Поблагодарив наряд по КПП, лейтенант побрёл по тенистой аллейке в направлении своего пристанища. Хоть он уже свыкся с тем, что пророчества «сербиянки» неумолимо сбываются, но в данный момент никак не мог решить очередную головоломку, подкинутую жизнью. Сознание Максима, безусловно доверяя основным органам чувств, было уверено, что Эсмеральда и Злата – одно и тоже лицо, а подсознание, со своим единственным органом – интуицией, было с ним не согласно. Мнения разделились поровну, и головоломка не решалась. Утомлённый от бесплодного напряжения мозг незаметно погрузился в воспоминания. Услужливая память, с захватывающей дух скоростью, прокручивала в голове лейтенанта документальные кадры последних пяти лет его жизни.

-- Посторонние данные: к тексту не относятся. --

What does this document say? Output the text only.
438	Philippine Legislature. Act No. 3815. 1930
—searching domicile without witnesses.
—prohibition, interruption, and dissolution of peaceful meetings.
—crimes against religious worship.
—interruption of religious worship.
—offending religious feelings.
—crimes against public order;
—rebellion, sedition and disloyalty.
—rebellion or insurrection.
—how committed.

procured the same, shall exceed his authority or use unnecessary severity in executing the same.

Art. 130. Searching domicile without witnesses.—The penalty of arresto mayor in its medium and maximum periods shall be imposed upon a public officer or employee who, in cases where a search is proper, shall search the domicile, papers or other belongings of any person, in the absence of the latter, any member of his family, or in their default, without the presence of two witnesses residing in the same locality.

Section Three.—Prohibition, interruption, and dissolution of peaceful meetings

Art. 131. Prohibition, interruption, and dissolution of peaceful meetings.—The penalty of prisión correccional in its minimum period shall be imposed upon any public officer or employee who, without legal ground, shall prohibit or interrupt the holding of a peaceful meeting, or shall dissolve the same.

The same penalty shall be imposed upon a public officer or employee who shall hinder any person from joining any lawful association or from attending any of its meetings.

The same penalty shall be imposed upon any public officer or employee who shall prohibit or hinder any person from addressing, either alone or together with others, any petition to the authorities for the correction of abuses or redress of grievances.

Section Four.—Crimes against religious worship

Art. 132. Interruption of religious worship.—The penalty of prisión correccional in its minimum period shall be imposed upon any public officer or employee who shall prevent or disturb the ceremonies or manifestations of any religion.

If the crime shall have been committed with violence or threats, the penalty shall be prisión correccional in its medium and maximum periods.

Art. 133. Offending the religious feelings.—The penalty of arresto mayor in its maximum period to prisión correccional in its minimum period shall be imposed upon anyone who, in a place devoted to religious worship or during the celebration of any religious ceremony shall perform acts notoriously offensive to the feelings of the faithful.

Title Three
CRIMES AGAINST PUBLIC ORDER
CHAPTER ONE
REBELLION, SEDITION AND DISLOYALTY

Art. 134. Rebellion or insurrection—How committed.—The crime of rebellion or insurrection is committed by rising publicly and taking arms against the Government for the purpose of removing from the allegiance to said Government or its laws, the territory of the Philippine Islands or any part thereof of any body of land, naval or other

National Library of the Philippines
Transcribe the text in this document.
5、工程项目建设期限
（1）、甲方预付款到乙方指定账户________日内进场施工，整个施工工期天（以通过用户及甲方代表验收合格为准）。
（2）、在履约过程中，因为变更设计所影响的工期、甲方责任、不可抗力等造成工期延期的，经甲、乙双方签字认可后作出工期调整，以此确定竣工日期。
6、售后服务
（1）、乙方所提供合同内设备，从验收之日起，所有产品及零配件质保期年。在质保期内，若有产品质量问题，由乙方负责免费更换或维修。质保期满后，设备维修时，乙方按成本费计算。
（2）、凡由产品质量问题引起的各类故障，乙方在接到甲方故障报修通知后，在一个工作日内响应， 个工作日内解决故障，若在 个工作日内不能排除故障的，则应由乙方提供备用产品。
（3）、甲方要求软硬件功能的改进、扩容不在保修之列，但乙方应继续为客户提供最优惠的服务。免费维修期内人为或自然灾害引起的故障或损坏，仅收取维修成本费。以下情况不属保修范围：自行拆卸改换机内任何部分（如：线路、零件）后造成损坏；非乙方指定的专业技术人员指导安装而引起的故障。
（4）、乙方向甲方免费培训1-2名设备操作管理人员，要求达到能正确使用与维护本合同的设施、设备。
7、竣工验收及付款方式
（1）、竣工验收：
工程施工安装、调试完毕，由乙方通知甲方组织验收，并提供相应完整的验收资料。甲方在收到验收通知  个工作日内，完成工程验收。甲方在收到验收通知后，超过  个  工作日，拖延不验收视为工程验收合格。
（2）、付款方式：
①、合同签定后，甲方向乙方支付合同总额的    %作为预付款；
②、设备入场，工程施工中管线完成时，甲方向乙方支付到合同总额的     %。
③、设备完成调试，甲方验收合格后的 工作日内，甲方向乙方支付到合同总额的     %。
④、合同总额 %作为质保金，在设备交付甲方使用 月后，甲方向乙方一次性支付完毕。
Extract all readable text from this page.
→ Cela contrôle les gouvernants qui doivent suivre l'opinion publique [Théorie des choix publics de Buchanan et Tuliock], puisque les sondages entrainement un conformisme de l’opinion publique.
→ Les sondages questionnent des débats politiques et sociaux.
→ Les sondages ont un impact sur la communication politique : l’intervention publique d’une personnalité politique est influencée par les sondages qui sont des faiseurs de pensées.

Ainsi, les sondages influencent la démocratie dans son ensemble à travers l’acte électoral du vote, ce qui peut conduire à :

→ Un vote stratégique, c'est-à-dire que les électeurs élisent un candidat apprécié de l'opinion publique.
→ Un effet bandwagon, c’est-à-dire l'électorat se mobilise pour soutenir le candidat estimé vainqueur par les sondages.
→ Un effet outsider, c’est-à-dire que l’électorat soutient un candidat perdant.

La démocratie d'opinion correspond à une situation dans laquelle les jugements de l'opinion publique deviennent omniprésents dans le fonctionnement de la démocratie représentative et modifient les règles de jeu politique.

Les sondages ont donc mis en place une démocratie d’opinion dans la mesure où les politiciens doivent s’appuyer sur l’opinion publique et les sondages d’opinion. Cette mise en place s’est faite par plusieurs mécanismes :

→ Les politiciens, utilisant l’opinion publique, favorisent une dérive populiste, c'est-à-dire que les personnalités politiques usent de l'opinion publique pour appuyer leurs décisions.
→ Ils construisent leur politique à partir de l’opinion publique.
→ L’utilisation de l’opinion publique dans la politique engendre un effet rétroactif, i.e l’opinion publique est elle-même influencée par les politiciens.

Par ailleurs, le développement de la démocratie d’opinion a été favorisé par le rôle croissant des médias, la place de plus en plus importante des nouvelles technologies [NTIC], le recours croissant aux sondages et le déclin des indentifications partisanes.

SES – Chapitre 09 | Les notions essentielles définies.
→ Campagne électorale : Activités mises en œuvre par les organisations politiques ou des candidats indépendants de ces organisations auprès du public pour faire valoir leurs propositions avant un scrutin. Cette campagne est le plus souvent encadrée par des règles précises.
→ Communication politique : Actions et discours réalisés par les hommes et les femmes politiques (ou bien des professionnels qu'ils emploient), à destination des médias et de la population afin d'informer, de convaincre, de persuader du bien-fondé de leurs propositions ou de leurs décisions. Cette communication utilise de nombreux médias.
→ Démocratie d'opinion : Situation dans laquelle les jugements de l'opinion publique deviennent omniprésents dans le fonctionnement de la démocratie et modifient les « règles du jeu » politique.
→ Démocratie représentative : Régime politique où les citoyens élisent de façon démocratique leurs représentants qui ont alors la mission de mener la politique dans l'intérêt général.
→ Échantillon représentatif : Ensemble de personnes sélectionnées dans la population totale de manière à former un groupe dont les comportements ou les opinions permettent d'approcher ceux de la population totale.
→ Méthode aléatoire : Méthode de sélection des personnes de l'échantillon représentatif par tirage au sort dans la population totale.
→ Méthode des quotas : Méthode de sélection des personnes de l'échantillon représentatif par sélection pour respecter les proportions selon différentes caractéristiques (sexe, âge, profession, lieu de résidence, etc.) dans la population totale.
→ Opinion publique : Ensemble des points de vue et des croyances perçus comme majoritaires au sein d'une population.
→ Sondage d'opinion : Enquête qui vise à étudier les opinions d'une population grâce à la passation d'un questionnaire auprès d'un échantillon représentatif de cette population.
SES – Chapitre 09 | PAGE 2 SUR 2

В армию его той весной так и не забрали. На сборном пункте всех призывников распределили по командам, а Кольченко пригласили в кабинет военкома. Полковник сказал, что видел в личном деле его школьный аттестат, в котором пятёрки составляли большинство, и предложил Максиму поступать этим летом в одно из военных училищ, а тот решил чуть-чуть схитрить, сказав, что ему необходимо какое-то время на обдумывание этого неожиданного предложения. Срок обдумывания затянулся до завершения весеннего призыва, и первого июля Кольченко прибыл в Москву, для повторной сдачи вступительных экзаменов в свой замечательный институт стран Азии и Африки. И вновь его постигла неудача. На этот раз поступлению помешала цепь довольно-таки странных событий. Это – длинная история, заслуживающая отдельного рассказа. Приехавший на выручку отец ничем помочь не смог. По дороге домой они заехали к старинному отцовскому другу в подмосковную Коломну. В старом городе, неподалёку от храма, где когда-то венчался Дмитрий Донской, их угораздило встретиться с курсантами-десантниками из местного военного училища. Гренадёрского роста, весело смеющиеся, сильные и красивые, с мушкетёрскими усами, в сверкающих на солнце хромовых сапогах… Они синхронно прогремели победитовыми подковками по булыжной мостовой, отдавая честь полковнику Кольченко, и продолжили путь в своё военное будущее. Это были выпускники на, так называемой, «золотой неделе», когда приказ о присвоении офицерских званий министром обороны уже подписан, но в училище из Москвы ещё не доставлен. Под голубыми курсантскими погонами, наспех прихваченными нитками к гимнастёрке, накрепко были пришиты лейтенантские. Именно в тот момент в голове Максима что-то перещёлкнуло, и вечером того же дня он попросил отца помочь ему с поступлением в это училище.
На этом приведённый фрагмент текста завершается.